5.5 Numerical stability of the method

The algorithm proposed in Section 5.1 results in a finite system of linear equations that can be solved with numerical methods. Because the linear system is a result of matrix additions, subtractions, and multiplications, its numerical stability should be examined. However, because of the presence of a linear system, and because our matrices are not M-matrices, an analytic examination of the numerical stability is not easily feasible. In this section we argue via experimentation that ETAQA-M/G/1 is numerically stable and compare its stability behavior with Ramaswami's recursive formula. Ramaswami's recursive formula for the computation of the steady state probability vector of an M/G/1-type process consists of matrix additions of non-negative matrices and these computations are known to be numerically stable 5.3.

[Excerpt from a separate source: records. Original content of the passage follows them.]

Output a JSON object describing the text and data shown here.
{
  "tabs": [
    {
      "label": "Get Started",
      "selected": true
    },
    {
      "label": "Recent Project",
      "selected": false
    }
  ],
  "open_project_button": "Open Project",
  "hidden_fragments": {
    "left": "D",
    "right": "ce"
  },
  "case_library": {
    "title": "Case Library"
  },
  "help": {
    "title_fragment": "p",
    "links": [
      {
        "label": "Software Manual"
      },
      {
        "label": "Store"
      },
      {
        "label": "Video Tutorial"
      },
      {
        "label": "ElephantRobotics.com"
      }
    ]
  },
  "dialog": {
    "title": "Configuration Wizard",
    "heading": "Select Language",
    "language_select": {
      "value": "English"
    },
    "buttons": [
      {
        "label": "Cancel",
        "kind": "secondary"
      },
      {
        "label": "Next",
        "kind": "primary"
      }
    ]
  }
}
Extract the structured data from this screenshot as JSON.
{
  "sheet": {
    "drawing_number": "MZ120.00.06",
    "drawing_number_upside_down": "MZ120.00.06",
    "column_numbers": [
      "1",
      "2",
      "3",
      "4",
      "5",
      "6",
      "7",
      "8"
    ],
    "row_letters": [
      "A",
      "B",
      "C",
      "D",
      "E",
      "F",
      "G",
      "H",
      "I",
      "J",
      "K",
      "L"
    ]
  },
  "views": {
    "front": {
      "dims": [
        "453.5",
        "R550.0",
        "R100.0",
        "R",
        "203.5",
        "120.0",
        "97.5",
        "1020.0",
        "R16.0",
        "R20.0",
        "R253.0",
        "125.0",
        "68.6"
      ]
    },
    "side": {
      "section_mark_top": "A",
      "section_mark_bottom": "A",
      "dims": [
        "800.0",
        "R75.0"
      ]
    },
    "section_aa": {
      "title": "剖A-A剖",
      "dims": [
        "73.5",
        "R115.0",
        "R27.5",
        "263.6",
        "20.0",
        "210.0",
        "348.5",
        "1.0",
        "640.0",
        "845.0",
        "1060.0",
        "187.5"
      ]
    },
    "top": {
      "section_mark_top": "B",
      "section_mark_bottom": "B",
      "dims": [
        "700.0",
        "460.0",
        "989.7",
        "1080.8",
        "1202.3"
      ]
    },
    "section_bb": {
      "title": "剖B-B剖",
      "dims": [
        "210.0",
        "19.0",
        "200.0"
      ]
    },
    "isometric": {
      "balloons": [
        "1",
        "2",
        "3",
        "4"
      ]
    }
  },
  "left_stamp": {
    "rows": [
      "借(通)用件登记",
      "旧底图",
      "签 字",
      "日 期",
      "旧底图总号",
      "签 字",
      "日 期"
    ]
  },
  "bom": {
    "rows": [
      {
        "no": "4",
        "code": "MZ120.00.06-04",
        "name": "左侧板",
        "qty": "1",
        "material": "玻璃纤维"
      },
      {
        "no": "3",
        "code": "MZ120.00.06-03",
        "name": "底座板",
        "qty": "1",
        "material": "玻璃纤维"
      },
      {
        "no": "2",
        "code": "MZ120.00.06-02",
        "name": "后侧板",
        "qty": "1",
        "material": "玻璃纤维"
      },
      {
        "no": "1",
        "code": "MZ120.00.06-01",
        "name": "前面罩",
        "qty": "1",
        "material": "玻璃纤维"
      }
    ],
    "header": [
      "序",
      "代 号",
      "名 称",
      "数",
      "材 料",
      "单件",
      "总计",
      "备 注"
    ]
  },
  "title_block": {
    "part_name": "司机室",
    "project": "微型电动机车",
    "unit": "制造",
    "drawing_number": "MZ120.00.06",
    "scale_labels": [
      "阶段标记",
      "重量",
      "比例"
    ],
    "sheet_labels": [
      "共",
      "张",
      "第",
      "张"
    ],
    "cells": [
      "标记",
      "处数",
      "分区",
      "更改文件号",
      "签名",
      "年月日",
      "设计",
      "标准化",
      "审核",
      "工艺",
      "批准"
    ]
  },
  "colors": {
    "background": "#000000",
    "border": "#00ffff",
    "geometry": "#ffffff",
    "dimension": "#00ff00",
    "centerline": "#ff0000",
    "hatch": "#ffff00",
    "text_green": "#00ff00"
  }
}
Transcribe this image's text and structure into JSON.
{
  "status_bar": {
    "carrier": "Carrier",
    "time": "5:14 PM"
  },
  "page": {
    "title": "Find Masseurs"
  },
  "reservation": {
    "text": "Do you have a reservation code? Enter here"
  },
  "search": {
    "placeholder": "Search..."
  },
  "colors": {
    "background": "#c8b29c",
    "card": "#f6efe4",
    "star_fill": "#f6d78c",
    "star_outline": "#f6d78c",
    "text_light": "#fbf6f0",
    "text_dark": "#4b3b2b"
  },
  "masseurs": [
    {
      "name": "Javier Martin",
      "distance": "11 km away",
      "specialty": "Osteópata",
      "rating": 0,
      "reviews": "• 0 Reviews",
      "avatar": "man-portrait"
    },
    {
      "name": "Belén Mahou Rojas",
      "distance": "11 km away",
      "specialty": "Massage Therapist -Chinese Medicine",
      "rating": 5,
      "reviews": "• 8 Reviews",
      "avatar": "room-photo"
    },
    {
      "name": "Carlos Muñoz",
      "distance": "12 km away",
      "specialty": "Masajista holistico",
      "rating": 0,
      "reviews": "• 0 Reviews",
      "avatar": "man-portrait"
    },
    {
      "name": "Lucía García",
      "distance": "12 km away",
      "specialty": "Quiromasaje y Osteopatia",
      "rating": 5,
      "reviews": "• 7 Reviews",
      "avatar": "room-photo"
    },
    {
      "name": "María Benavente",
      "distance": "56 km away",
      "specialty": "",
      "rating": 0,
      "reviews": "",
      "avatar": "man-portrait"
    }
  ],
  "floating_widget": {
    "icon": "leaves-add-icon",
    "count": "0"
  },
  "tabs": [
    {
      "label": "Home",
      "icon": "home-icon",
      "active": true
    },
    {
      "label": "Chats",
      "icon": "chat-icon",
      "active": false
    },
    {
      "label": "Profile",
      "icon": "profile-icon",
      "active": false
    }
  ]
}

In the following, we focus on the stability of the method used to solve the original problem, rather than the stability of the problem itself. The latter is measured by a condition number (or conditioning), which depends on a specific instance of the problem, but not on the method used.

The stability of a method $A: \Re^N \longrightarrow \Re^M$, given an input $x\in \Re^N$, is determined as follows:

\begin{displaymath}
\Vert A(x) - A(x + \delta) \Vert < \kappa(x) \cdot \Vert\delta\Vert
\end{displaymath}

where $\delta \in \Re^N$ is a small perturbation of the input, and $\kappa(x)$ is the conditioning of the problem with input $x$. Any norms of the corresponding vector spaces can be used, but in the following we limit our discussion to the infinity (maximum) norm. [109] states that a stable algorithm gives nearly the right answer to nearly the right question. In other words, if we change the input of a stable algorithm by a small $\delta$ we should obtain an output that is perturbed, within the constant factor $\kappa(x)$, by a corresponding amount.

We follow the above definition to examine experimentally the stability of ETAQA-M/G/1 versus that of Ramaswami's formula. The output of the aggregate scheme is a probability vector of $m + 2n$ elements and is denoted as $A(x)$, where $x$ belongs to the domain of the method, i.e., it is a choice of all the elements of the input matrices. The output of Ramaswami's is again a probability vector of $m + 2n$ elements and is denoted as $R(x)$. Note that Ramaswami's original output is post-processed to produce the same aggregate probabilities that $A(x)$ produces. We run two sets of experiments, one for a well conditioned instance of the problem, and one for an ill-conditioned instance. This is performed via the following steps:

  1. Select a CTMC and solve it using both ETAQA-M/G/1 and Ramaswami's formula and check the closeness of the results.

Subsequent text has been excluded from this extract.